As andanças de Nico pela cidade, inclusive topando com outras babás que falam espanhol, pretendem deflagrar a situação dos imigrantes, principalmente daqueles que não possuem o Green Card – famigerado visto de permanência. Há, no entanto, uma inclinação desagradável do filme de reproduzir estereótipos que se torna superficial e generaliza em demasia certas situações. Como quando Nico vai ao encontro de um casal brasileiro que alugou o apartamento de uma amiga sua – ele é o responsável pela limpeza do local. Depois da saída do casal, ele manda uma mensagem para a dona do apartamento dizendo que as pessoas que ficaram lá eram extremamente sujas e que deixaram tudo muito bagunçado, praticamente como se fossem selvagens entrando em contato com a civilização pela primeira vez. O longa tenta, portanto, lançar luz a essas questões, mas falha ao não trabalhá-las com profundidade, apresentando apenas a casca das pessoas.

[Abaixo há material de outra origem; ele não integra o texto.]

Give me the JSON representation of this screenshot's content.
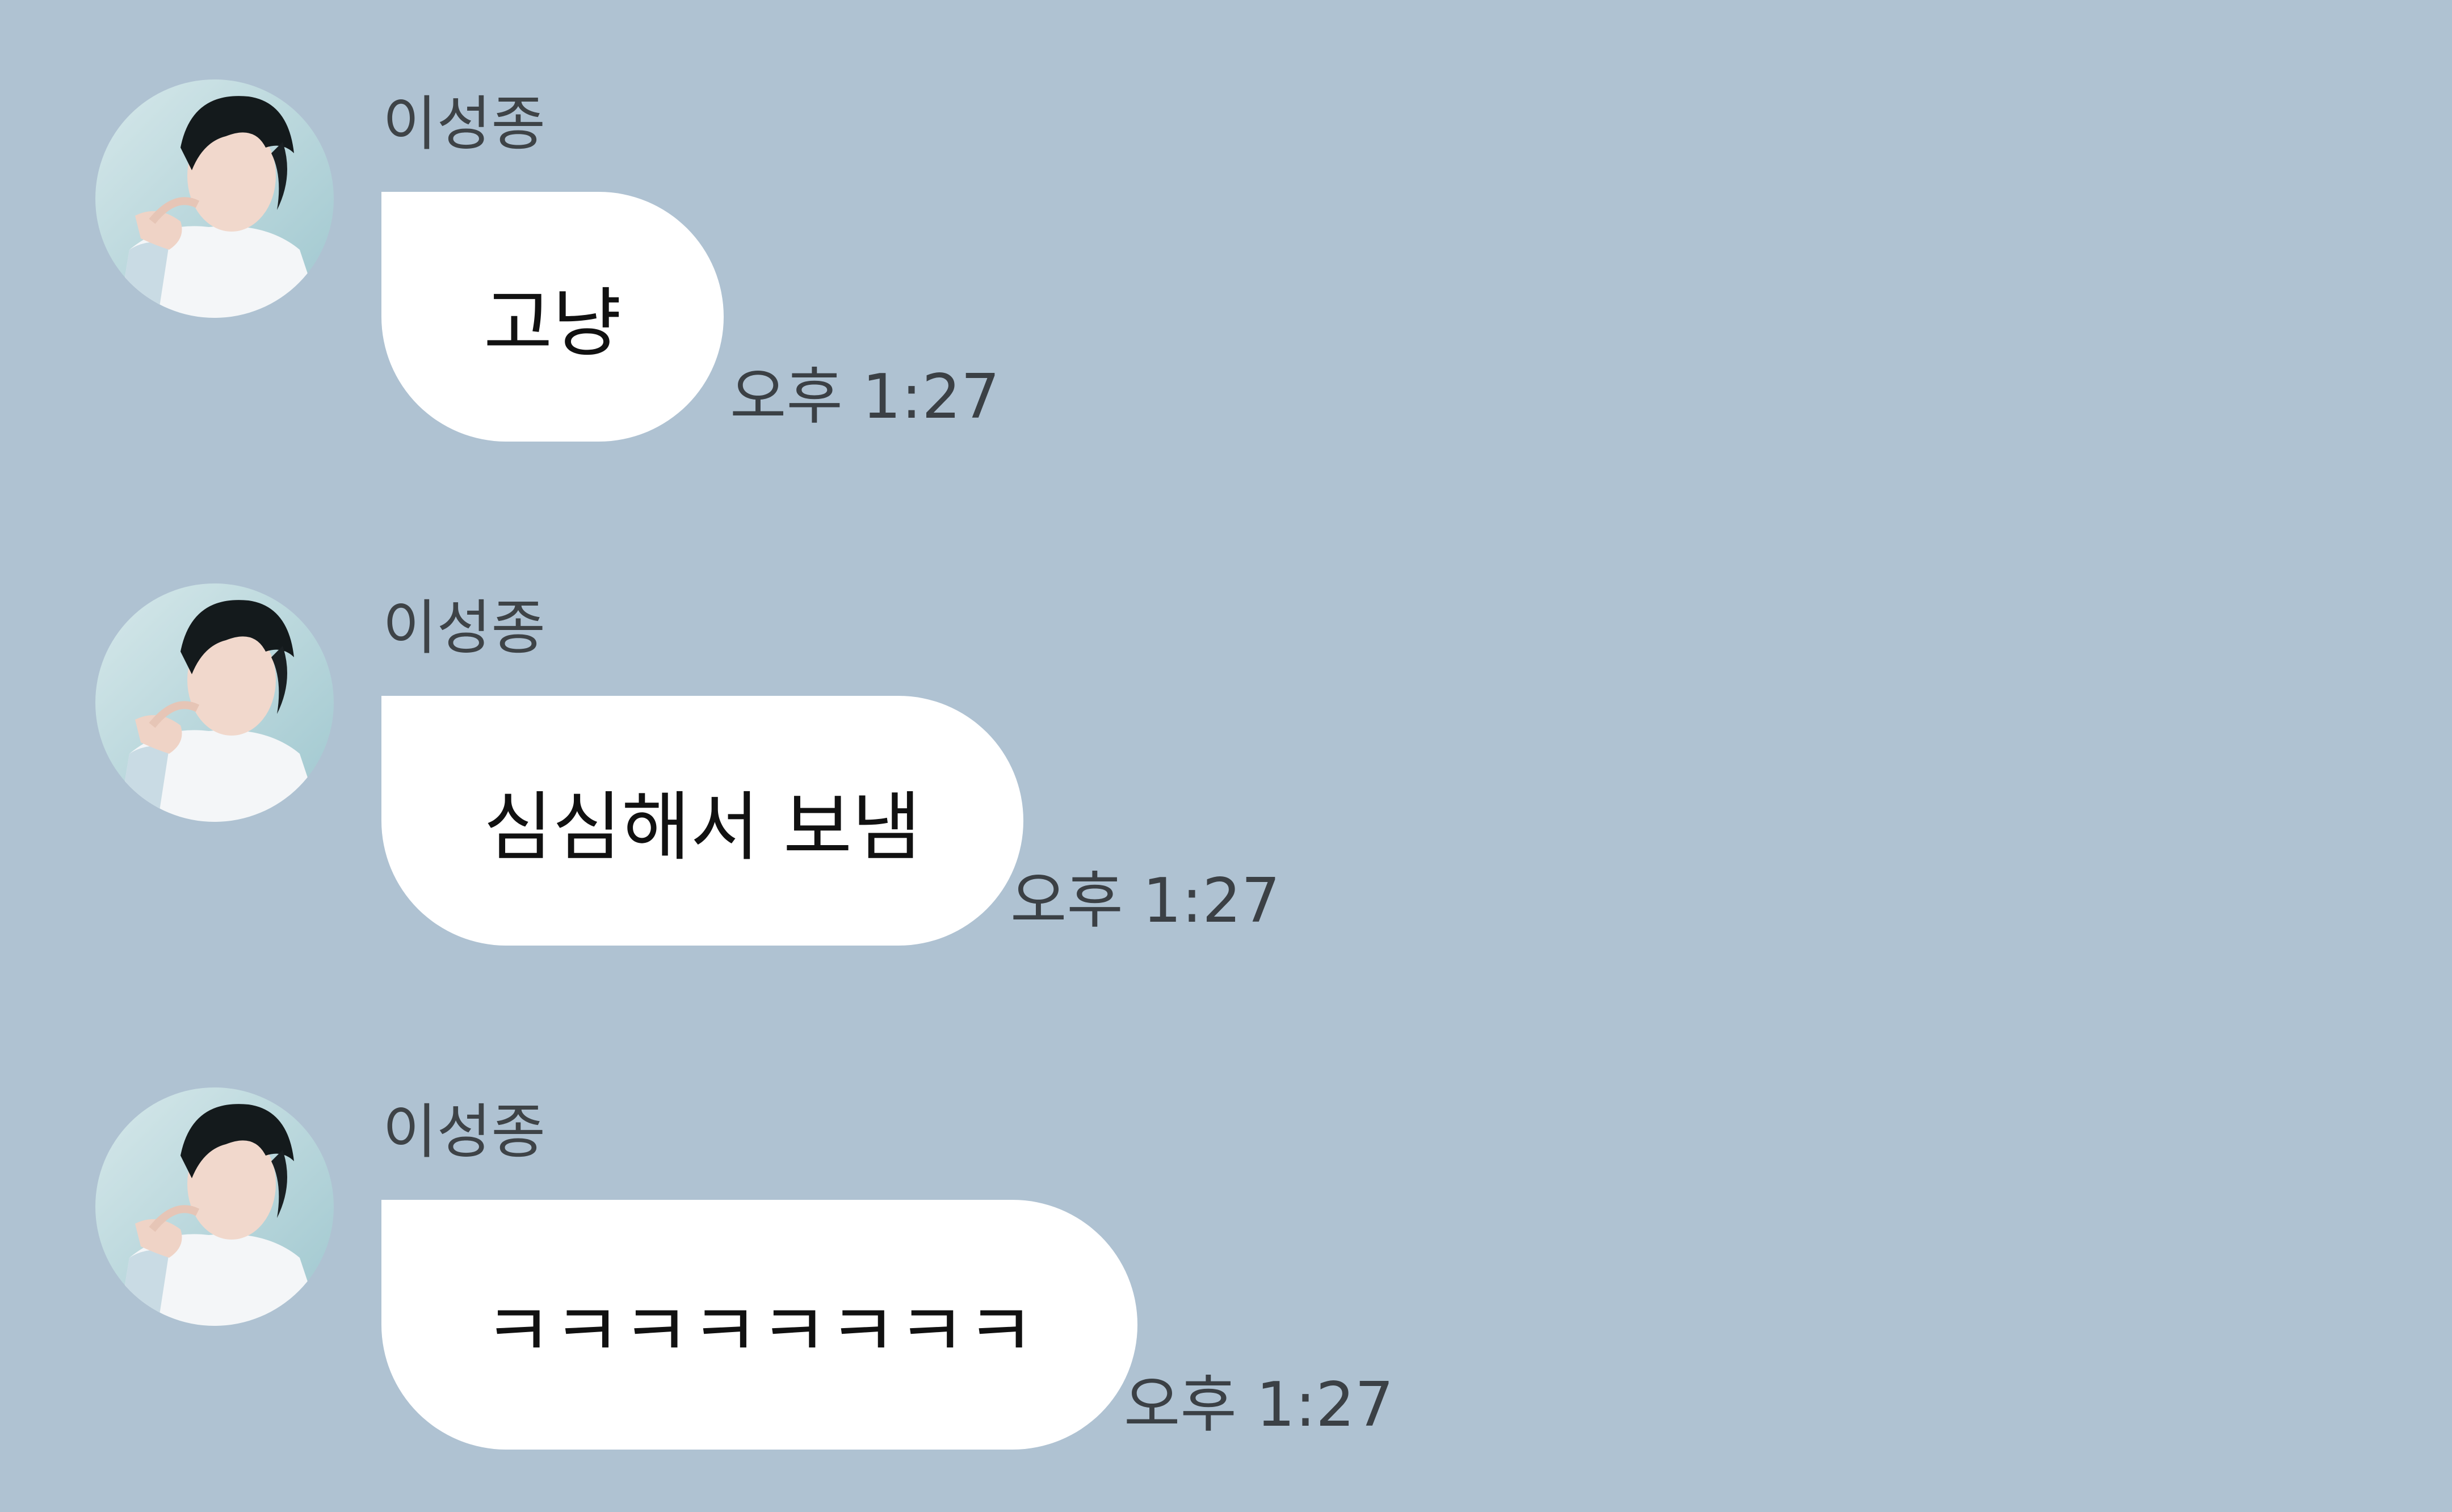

Guillermo Pfening desempenha seu trabalho com competência, mas a condução do protagonista por uma narrativa tortuosa não permite que mergulhemos de cabeça em seu drama. Certas atitudes, como roubo de pequenos produtos no supermercado e trambiques com notas fiscais, são claramente recursos que o roteiro aplicou para enriquecer as nuances do personagem, mas na verdade só tiram as coisas do trilho e, de certa forma, podem gerar também uma certa antipatia em relação ao mesmo, uma vez que já temos que lidar com o fato de ele ser extremamente orgulhoso e não querer aceitar que está dando tudo errado. Ninguém Está Olhando tenta o tempo todo mergulhar no drama do personagem e tratar sobre assuntos profundos, mas não consegue se desenvolver direito nesse quesito, nem quando o antigo, mas ainda forte, amor de Nico entra em cena.

Ninguém Está Olhando mira em muitos alvos com esse protagonista e aborda uma série de temas interessantes, dentre eles o esforço fútil para manter falsas aparências, como sustentar relações interpessoais, a dificuldade da produção artística, a dificuldade para superar o arquétipo latino-americano, as barreiras impostas pelo coração, entre outras. Apesar disso, a direção não possui uma mão firme para sustentar e relacionar esses temas, trabalhando-os apenas superficialmente e nos apresentando um enredo que de certa forma se assemelha ao melodrama de uma novela, principalmente quando levamos em consideração o verdadeiro motivo pelo qual Nico não quer retornar à Argentina. Mesmo que ao final o personagem consiga superar a barreira que o impedia de seguir em frente, tanto sua construção quanto o filme em si mostram-se frágeis e superficiais, deixando transparente seu pouco fôlego.